General characteristics
- Class & type: ICO13056 landing craft
- Length: 30 m (98 ft 5 in)
- Beam: 8 m (26 ft 3 in)
- Draft: 1.3 m (4 ft 3 in)
- Propulsion: 2 × Caterpillar C12 diesel engines, 339 kW (455 hp)
- Speed: 8 knots (15 km/h; 9.2 mph)

= VOEA Late (A402) =

Landing craft operated by the Tongan Maritime Force

VOEA Late (A402) is a landing craft that was commissioned into the Tongan Maritime Force on 15 Oct 2025 and was donated by Australia under the Pacific Maritime Security Program.

A402, replaced, VOEA Late (A401), a landing craft donated by Australia through the Defence Cooperation Program that was commissioned as VOEA Late on 23 October 2015. The A$5 million landing craft was designed by Australian firm Incat Crowther and built by Forgacs Marine and Defence in Newcastle, New South Wales.

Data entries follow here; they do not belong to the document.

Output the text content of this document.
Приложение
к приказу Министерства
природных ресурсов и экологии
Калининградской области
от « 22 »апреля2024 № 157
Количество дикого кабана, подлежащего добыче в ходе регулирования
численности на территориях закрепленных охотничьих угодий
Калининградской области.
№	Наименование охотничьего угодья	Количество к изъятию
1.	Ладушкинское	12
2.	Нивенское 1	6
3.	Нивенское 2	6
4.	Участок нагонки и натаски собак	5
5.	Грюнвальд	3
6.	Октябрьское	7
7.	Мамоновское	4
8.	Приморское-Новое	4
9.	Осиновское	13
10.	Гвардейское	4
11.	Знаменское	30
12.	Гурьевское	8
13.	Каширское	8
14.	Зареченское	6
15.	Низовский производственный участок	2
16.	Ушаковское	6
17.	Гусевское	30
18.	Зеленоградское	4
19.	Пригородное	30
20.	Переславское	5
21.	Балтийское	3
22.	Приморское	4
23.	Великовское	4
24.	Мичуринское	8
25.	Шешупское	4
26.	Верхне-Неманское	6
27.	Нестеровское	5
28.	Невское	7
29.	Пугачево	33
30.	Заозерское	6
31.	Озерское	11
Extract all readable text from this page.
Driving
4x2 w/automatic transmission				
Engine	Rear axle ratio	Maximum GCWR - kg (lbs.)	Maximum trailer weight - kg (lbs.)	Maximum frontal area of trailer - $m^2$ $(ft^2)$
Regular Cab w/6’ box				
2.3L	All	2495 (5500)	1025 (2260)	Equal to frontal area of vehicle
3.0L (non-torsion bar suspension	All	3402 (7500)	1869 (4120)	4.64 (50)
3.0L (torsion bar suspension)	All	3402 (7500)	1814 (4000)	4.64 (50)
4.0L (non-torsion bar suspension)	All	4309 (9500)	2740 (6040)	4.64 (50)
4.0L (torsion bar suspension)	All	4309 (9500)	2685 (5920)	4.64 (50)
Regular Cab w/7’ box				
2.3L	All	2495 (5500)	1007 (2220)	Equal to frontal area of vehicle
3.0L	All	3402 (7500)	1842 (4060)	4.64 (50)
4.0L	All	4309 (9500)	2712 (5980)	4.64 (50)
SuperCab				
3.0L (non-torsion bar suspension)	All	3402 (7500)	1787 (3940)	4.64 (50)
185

A401 was listed in August 2025 for sale by Pickles Auctions.

A401 replaced, HMAV Late (C315), a former Australian Army LCM-8 landing craft donated to Tonga in 1982 through the Australian Defence Cooperation Program to "assist in cyclone rehabilitation work" following Cyclone Isaac. In June 1982, the landing craft was commissioned as the HMAV Late. In 2000, HMAV Late was decommissioned.